A very important task of PI-RADS is to simplify and standardize the terminology and content of radiology reports and to enhance interdisciplinary communications with referring clinicians. A comprehensive mpMRI report should therefore include the following contents:

The volume of prostate should be reported according to the ellipsoid formula: maximum AP diameter × maximum transverse diameter × maximum longitudinal diameter × 0.52. PI-RADS version 2.1 suggests that maximum AP and longitudinal diameters be measured on a mid-sagittal T2W image if obtained, and that maximum transverse diameter measurement is made on an axial T2W image. PI-RADS scores are assigned to up to 4 intraprostatic lesions with overall score ≥ 3. In case of multiple lesions, an index lesion should be defined. The index lesion is the one with the highest PI-RADS score. In case multiple lesions qualify for the highest PI-RADS score, extraprostatic extension (EPE) outweighs lesion size. For each lesion a PI-RADS score is assigned to a visual snapshot, or the series and the image number where the lesion is best visualized should be reported to assist the selection of optimal images for MRI/US fusion-guided prostate biopsy. The lesion size also needs to be reported. Measurement of each lesion is preferred on the axial images, the DWI sequence should be used for peripheral zone lesions and the T2-weighted images for transition zone lesions. If a lesion is not well delineated on the axial sequences then another plane can be used.
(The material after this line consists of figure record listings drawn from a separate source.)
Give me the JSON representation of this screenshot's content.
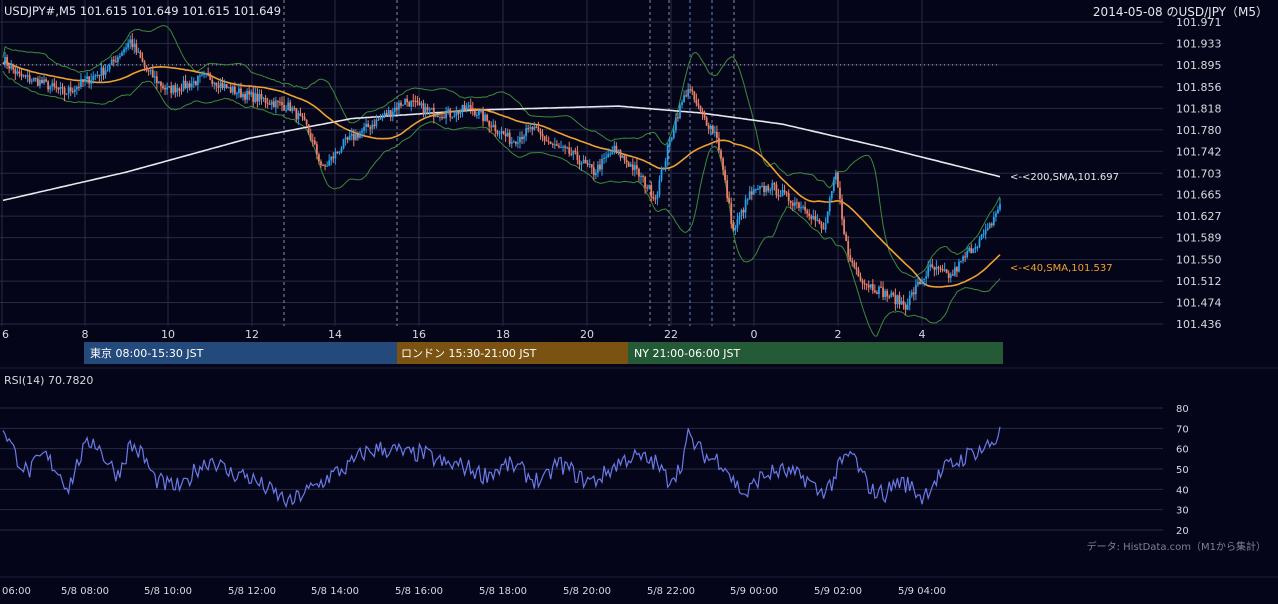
{
  "header": {
    "symbol_info": "USDJPY#,M5 101.615 101.649 101.615 101.649",
    "date_title": "2014-05-08 のUSD/JPY（M5）"
  },
  "colors": {
    "background": "#050519",
    "grid": "#262a44",
    "up_candle": "#2aa0e8",
    "down_candle": "#e8826a",
    "sma40": "#f0a030",
    "sma200": "#e8e8ee",
    "bollinger": "#3a8a3a",
    "rsi": "#6a7ae8",
    "tokyo": "#234a7a",
    "london": "#7a5212",
    "ny": "#245a36"
  },
  "chart_data": [
    {
      "type": "candlestick",
      "y_ticks": [
        "101.971",
        "101.933",
        "101.895",
        "101.856",
        "101.818",
        "101.780",
        "101.742",
        "101.703",
        "101.665",
        "101.627",
        "101.589",
        "101.550",
        "101.512",
        "101.474",
        "101.436"
      ],
      "ylim": [
        101.436,
        101.971
      ],
      "x_hour_ticks": [
        "6",
        "8",
        "10",
        "12",
        "14",
        "16",
        "18",
        "20",
        "22",
        "0",
        "2",
        "4"
      ],
      "indicators": {
        "sma200": {
          "label": "<-<200,SMA,101.697",
          "last": 101.697
        },
        "sma40": {
          "label": "<-<40,SMA,101.537",
          "last": 101.537
        },
        "bollinger": "bands"
      },
      "horizontal_level": 101.895,
      "series_anchor_closes": [
        [
          0,
          101.905
        ],
        [
          8,
          101.875
        ],
        [
          18,
          101.865
        ],
        [
          30,
          101.845
        ],
        [
          42,
          101.87
        ],
        [
          52,
          101.892
        ],
        [
          62,
          101.938
        ],
        [
          70,
          101.885
        ],
        [
          80,
          101.85
        ],
        [
          90,
          101.86
        ],
        [
          100,
          101.875
        ],
        [
          110,
          101.852
        ],
        [
          120,
          101.84
        ],
        [
          130,
          101.83
        ],
        [
          140,
          101.82
        ],
        [
          148,
          101.785
        ],
        [
          156,
          101.71
        ],
        [
          166,
          101.755
        ],
        [
          176,
          101.78
        ],
        [
          186,
          101.805
        ],
        [
          196,
          101.832
        ],
        [
          208,
          101.812
        ],
        [
          218,
          101.808
        ],
        [
          228,
          101.82
        ],
        [
          238,
          101.79
        ],
        [
          248,
          101.76
        ],
        [
          258,
          101.782
        ],
        [
          268,
          101.752
        ],
        [
          278,
          101.735
        ],
        [
          288,
          101.705
        ],
        [
          298,
          101.745
        ],
        [
          308,
          101.71
        ],
        [
          318,
          101.66
        ],
        [
          328,
          101.8
        ],
        [
          334,
          101.855
        ],
        [
          340,
          101.81
        ],
        [
          348,
          101.77
        ],
        [
          356,
          101.6
        ],
        [
          364,
          101.665
        ],
        [
          374,
          101.68
        ],
        [
          382,
          101.66
        ],
        [
          392,
          101.64
        ],
        [
          400,
          101.6
        ],
        [
          406,
          101.7
        ],
        [
          412,
          101.555
        ],
        [
          420,
          101.51
        ],
        [
          430,
          101.49
        ],
        [
          440,
          101.47
        ],
        [
          446,
          101.505
        ],
        [
          452,
          101.535
        ],
        [
          462,
          101.52
        ],
        [
          472,
          101.57
        ],
        [
          480,
          101.6
        ],
        [
          486,
          101.649
        ]
      ]
    },
    {
      "type": "line",
      "name": "RSI(14)",
      "label": "RSI(14) 70.7820",
      "last": 70.782,
      "ylim": [
        20,
        80
      ],
      "y_ticks": [
        "80",
        "70",
        "60",
        "50",
        "40",
        "30",
        "20"
      ],
      "anchor_values": [
        [
          0,
          71
        ],
        [
          6,
          57
        ],
        [
          12,
          48
        ],
        [
          20,
          57
        ],
        [
          26,
          50
        ],
        [
          32,
          41
        ],
        [
          38,
          57
        ],
        [
          44,
          65
        ],
        [
          50,
          55
        ],
        [
          56,
          47
        ],
        [
          62,
          62
        ],
        [
          68,
          57
        ],
        [
          74,
          45
        ],
        [
          80,
          42
        ],
        [
          88,
          41
        ],
        [
          94,
          50
        ],
        [
          102,
          55
        ],
        [
          110,
          48
        ],
        [
          118,
          47
        ],
        [
          126,
          42
        ],
        [
          134,
          37
        ],
        [
          140,
          33
        ],
        [
          146,
          38
        ],
        [
          152,
          41
        ],
        [
          160,
          47
        ],
        [
          168,
          51
        ],
        [
          176,
          58
        ],
        [
          184,
          60
        ],
        [
          192,
          59
        ],
        [
          198,
          57
        ],
        [
          204,
          58
        ],
        [
          210,
          55
        ],
        [
          216,
          52
        ],
        [
          222,
          52
        ],
        [
          228,
          50
        ],
        [
          234,
          47
        ],
        [
          240,
          49
        ],
        [
          246,
          52
        ],
        [
          252,
          50
        ],
        [
          258,
          45
        ],
        [
          264,
          44
        ],
        [
          270,
          53
        ],
        [
          276,
          50
        ],
        [
          282,
          45
        ],
        [
          288,
          44
        ],
        [
          294,
          48
        ],
        [
          300,
          53
        ],
        [
          306,
          56
        ],
        [
          312,
          55
        ],
        [
          318,
          53
        ],
        [
          324,
          45
        ],
        [
          330,
          50
        ],
        [
          334,
          66
        ],
        [
          338,
          61
        ],
        [
          344,
          55
        ],
        [
          348,
          55
        ],
        [
          352,
          52
        ],
        [
          356,
          44
        ],
        [
          362,
          37
        ],
        [
          368,
          45
        ],
        [
          374,
          48
        ],
        [
          380,
          49
        ],
        [
          386,
          47
        ],
        [
          392,
          45
        ],
        [
          398,
          38
        ],
        [
          404,
          43
        ],
        [
          408,
          52
        ],
        [
          414,
          58
        ],
        [
          418,
          48
        ],
        [
          424,
          39
        ],
        [
          430,
          38
        ],
        [
          436,
          44
        ],
        [
          442,
          42
        ],
        [
          448,
          36
        ],
        [
          454,
          44
        ],
        [
          460,
          51
        ],
        [
          466,
          54
        ],
        [
          472,
          58
        ],
        [
          478,
          60
        ],
        [
          484,
          64
        ],
        [
          486,
          71
        ]
      ]
    }
  ],
  "sessions": [
    {
      "label": "東京 08:00-15:30 JST"
    },
    {
      "label": "ロンドン 15:30-21:00 JST"
    },
    {
      "label": "NY 21:00-06:00 JST"
    }
  ],
  "time_axis_labels": [
    "06:00",
    "5/8 08:00",
    "5/8 10:00",
    "5/8 12:00",
    "5/8 14:00",
    "5/8 16:00",
    "5/8 18:00",
    "5/8 20:00",
    "5/8 22:00",
    "5/9 00:00",
    "5/9 02:00",
    "5/9 04:00"
  ],
  "source_note": "データ: HistData.com（M1から集計）"
}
Another crucial element of a full PI-RADS report is a sector map in which the lesions should be indicated, since this particularly enhances the communication with referring physician teams. For this matter, the prostate is subdivided into three axial regions craniocaudally, the base, the midgland and the prostatic apex. The seminal vesicles should also be included for cases of extraprostatic extension. The zonal anatomy (peripheral zone, transition zone, central zone and anterior fibromuscular stroma) and the urethra should also be incorporated into the sector map.

16.3 Conclusion

Comprehensive multiparametric MRI of the prostate should include lesion scoring and reporting according to the PI-RADS system. This will assist to achieve a high level of diagnostic accuracy and assure a thriving communication with the multidisciplinary care team.